Pengkhianatan-pengkhianatan para Pablois di Sri Lanka dan Indonesia menunjukkan sifat kontra-revolusioner Pabloisme. Seperti Komite Internasional Internasional Keempat menyatakan dalam Arahan-arahan resolusi 1988-nya, Krisis Kapitalis Sedunia dan Tugas-Tugas Internasional Keempat: “Dalam bantuan yang mereka berikan kepada Stalinisme, sosial-demokrat dan nasionalisme burjuis, oportunisme para Pablois sentris memainkan peranan vital dalam memperbolehkan imperialisme menjalani tahun-tahun penting antara 1968 dan 1975 ketika orde dunia sedang tergoncang oleh gejolak ekonomi dan pergerakan internasional kaum buruh dan rakyat yang tertindas di negara-negara terbelakang. Ini membuktikan taksiran Trotsky tentang sentrisme sebagai agen sekunder imperialisme. Para pengalah petit-burjuis yang mengajar tentang nasib proletar yang akan selalu berakhir dengan bencana dan sementara itu menemukan pandangan-pandangan baru tentang kelas burjuis, tidak pernah menganalisa secara konkrit bagaimana kapitalisme yang sudah jompo dapat hidup sampai dekade 1980an. Para Pablois adalah yang paling tidak peduli untuk mempelajari hasil-hasil politik-politik mereka. Sebanyak-banyaknya semua persaudaraan petit-burjuis sentris, para radikal dan cendekiawan yang tidak berkelas menolak a priori kemampuan revolusioner kelas pekerja dan menerima kekalahan-kekalahannya sebagai sesuatu yang tak dapat dielakkan, mereka tidak pernah memikirkan bagaimana konsekuensi-konsekuensi sebuah politik Marxis yang benar akan bekerja di Sri Lanka di tahun 1964, di Perancis di tahun 1968, di Chili di tahun 1973, dan di Yunani dan Portugis di tahun 1974.

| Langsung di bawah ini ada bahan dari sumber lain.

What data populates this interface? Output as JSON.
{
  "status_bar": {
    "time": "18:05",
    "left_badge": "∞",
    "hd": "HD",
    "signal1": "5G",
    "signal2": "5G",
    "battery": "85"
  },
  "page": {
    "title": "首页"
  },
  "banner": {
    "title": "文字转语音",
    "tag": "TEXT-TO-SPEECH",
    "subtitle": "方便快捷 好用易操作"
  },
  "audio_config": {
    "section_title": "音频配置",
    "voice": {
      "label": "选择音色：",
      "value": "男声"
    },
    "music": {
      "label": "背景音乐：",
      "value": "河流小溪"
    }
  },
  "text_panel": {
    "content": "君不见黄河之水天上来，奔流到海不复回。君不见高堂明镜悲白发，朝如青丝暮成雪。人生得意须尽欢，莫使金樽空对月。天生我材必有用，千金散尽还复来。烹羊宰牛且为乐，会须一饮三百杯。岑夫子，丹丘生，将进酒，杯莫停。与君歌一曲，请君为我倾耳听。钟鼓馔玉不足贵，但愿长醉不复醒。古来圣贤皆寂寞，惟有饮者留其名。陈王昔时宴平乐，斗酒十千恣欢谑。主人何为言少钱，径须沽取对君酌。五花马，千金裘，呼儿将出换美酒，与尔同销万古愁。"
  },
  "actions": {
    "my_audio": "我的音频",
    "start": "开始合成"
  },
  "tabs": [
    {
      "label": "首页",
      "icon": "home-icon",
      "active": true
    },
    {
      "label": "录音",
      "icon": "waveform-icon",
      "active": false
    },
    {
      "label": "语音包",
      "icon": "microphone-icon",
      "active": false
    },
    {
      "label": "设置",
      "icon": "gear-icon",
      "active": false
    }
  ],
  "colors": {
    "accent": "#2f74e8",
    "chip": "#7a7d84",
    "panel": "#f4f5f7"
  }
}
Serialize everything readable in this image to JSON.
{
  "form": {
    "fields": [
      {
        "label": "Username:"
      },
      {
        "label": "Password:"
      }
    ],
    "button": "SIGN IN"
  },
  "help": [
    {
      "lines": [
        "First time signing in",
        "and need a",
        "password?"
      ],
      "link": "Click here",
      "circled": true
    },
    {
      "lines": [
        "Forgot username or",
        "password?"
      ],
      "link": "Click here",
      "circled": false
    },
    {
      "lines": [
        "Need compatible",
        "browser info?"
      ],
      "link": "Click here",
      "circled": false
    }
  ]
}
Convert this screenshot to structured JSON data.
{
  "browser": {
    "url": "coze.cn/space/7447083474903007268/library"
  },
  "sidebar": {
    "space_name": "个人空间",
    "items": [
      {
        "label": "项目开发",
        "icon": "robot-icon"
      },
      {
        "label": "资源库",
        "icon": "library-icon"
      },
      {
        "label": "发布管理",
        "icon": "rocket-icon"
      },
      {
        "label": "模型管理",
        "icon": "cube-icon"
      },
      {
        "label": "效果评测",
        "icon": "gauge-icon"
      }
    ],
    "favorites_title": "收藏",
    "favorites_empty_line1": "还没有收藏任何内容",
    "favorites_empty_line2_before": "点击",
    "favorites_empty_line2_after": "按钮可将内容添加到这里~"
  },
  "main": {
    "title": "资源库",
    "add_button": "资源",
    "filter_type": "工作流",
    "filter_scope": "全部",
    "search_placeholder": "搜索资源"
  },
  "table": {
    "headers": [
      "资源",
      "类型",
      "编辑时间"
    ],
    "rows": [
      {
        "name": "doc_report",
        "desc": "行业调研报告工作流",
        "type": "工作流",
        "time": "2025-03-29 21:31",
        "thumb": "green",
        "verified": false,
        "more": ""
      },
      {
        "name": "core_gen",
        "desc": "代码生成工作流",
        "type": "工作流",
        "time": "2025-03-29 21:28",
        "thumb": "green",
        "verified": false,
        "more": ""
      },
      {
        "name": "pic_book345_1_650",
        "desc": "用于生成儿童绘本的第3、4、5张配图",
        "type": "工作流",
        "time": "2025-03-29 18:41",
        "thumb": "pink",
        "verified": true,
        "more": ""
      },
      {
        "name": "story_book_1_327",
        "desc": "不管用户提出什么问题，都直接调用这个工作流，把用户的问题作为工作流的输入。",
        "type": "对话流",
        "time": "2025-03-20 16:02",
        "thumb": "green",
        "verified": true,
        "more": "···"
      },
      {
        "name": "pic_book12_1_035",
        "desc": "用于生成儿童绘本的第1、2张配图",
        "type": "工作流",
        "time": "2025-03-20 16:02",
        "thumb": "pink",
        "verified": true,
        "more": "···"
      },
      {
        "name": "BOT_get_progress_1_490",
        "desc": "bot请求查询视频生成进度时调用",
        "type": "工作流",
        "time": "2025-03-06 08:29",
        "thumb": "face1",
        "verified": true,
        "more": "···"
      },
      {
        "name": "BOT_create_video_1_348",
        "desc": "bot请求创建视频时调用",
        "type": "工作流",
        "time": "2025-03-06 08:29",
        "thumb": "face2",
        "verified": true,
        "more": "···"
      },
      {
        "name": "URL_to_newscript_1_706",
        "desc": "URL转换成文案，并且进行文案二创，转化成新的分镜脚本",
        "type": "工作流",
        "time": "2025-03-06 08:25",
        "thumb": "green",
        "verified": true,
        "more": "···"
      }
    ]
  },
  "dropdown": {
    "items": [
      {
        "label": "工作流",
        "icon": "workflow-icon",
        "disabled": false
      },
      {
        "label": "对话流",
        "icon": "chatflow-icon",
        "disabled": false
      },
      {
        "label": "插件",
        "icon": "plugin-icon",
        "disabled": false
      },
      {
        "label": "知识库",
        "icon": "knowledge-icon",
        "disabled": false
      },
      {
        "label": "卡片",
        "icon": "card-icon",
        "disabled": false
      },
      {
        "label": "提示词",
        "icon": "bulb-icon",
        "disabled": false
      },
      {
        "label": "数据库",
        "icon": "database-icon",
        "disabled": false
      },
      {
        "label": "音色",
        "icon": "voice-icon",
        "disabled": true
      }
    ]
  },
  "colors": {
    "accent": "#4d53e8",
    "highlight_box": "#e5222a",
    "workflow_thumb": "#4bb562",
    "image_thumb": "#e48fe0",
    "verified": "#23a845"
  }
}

“Komite Internasional, sebaliknya, mengambil pengalaman-pengalaman strategis proletar dalam periode setelah Perang Dunia Kedua pelajaran-pelajaran penting yang akan menjadi dasar dari persiapan mereka untuk pergejolakan revolusioner yang akan datang: pembangunan Internasional Keempat sebagai Partai Dunia Revolusi Sosialis untuk memastikan kemenangan kelas buruh internasional memerlukan sebuah perjuangan yang tanpa henti dan tanpa kompromi melawan oportunisme dan sentrisme.
Sebuah kepemimpinan revolusioner yang baru harus didirikan untuk memimpin rakyat Indonesia untuk menghancurkan diktatur Suharto, menggulingkan kelas burjuis dan menghentikan pemerasan imperialis dalam perjuangan untuk revolusi sosialis sedunia. Menentang para Stalinis dan Pablois yang sedang mempersiapkan jebakan berdarah satu lagi untuk rakyat, seksi Indonesia dari Komite Internasional Internasional Keempat (ICFI) harus dibangun untuk memimpin perjuangan ini.
01 Oktober 2014 - orang-orang orde baru masih kuat mencengkeram bangsa.